Five from a thousand? Then he may be one.
If in the havoc of bayonet and ball,
So many were killed, one may be my son.
And death, to the boy, all the glory he won.
Death! Yes — a life wasted — warm blood spilled in vain —
God! that a coward should lead on the brave
To the jaws of destruction, where balls fell like rain.
"They made the charge steady!", well, what was to save
The gallant Zouaves from defeat and the grave?
O! that is what hurts me. I know he was bold.
And in his last letter he spoke of the hope
Of saving his country - and cheerfully told
How he bore his privations - was anxious to cope —
With the enemy's force at the battery's slope —
That to die for one's country is glorious and good,
And he grudged not one drop of his blood that must flow —
And no more did I, if I knew that he stood
With a leader as brave, face to face with the foe —
But to follow a coward! O God! It hurts so.
"They had taken the battery," so read the dispatch —
One moment of victory, then to retreat
From the backs of the foe they were ready to catch —
O! fool of a leader — dishonored — to cheat
Those brave men by making their triumph defeat.
Well, what is a soldier? A tool, a machine —
To be marched — to be fought — to be killed —
When the hot cannon balls come crashing, between
The ranks of our sons, dealing death, is it not
A worse doom than defeat to stand still and be shot?
Another dispatch from Great Bethel — thank God —
He is safe. But what then? Those Zouaves fell,
And the footstep of sorrow on some hearts has trod.
If not mine. If our country to save they must spill
The blood of their sons, why not my son's as well?
Notes
In the spring of 1861, a scant month after Southern forces had fired on Fort Sumter to open the War Between the States, General Benjamin F. Butler was sent to reinforce the garrison at Fort Monroe, Virginia. As part of his effort to hold the area for the Union, Butler ordered General E.W. Pierce to attack a Confederate outpost at Big Bethel Church, eight miles north of Hampton. Pierce made his first move in the early morning hours of June 10, sending the 5th New York (also known as Duryea's Zouaves) to occupy a critical bridge on the road between Hampton and Big Bethel.

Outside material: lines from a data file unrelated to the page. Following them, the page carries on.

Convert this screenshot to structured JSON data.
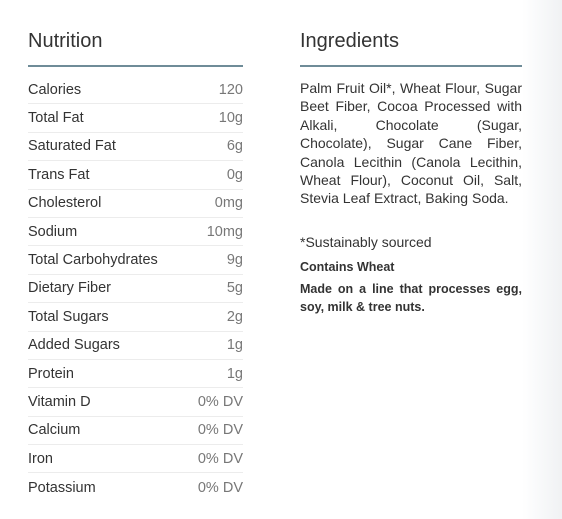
{
  "nutrition": {
    "title": "Nutrition",
    "rows": [
      [
        "Calories",
        "120"
      ],
      [
        "Total Fat",
        "10g"
      ],
      [
        "Saturated Fat",
        "6g"
      ],
      [
        "Trans Fat",
        "0g"
      ],
      [
        "Cholesterol",
        "0mg"
      ],
      [
        "Sodium",
        "10mg"
      ],
      [
        "Total Carbohydrates",
        "9g"
      ],
      [
        "Dietary Fiber",
        "5g"
      ],
      [
        "Total Sugars",
        "2g"
      ],
      [
        "Added Sugars",
        "1g"
      ],
      [
        "Protein",
        "1g"
      ],
      [
        "Vitamin D",
        "0% DV"
      ],
      [
        "Calcium",
        "0% DV"
      ],
      [
        "Iron",
        "0% DV"
      ],
      [
        "Potassium",
        "0% DV"
      ]
    ]
  },
  "ingredients": {
    "title": "Ingredients",
    "text": "Palm Fruit Oil*, Wheat Flour, Sugar Beet Fiber, Cocoa Processed with Alkali, Chocolate (Sugar, Chocolate), Sugar Cane Fiber, Canola Lecithin (Canola Lecithin, Wheat Flour), Coconut Oil, Salt, Stevia Leaf Extract, Baking Soda.",
    "note": "*Sustainably sourced",
    "allergen": "Contains Wheat",
    "facility": "Made on a line that processes egg, soy, milk & tree nuts."
  }
}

Pierce's attack was poorly planned and even more poorly executed. Confusion reigned, as six Federal regiments in two columns approached a crossroads from different directions and fired into each other by mistake (two were killed and 21 wounded). Confederate forces (including the 1st North Carolina under Colonel D.H. Hill, Stonewall Jackson's brother-in-law) carried the day and thus laid claim to victory in the first major land battle of the War.
This poem appeared in The Poughkeepsie Telegram on July 30, 1861, accompanied by the following text: "The writer of the following lines has a son in Duryea's Regiment of Zouaves. He was in the action at Great Bethel - the disastrous termination of which engagement seems to be universally laid to the imbecility if not cowardice, of Brig. Gen. Pierce."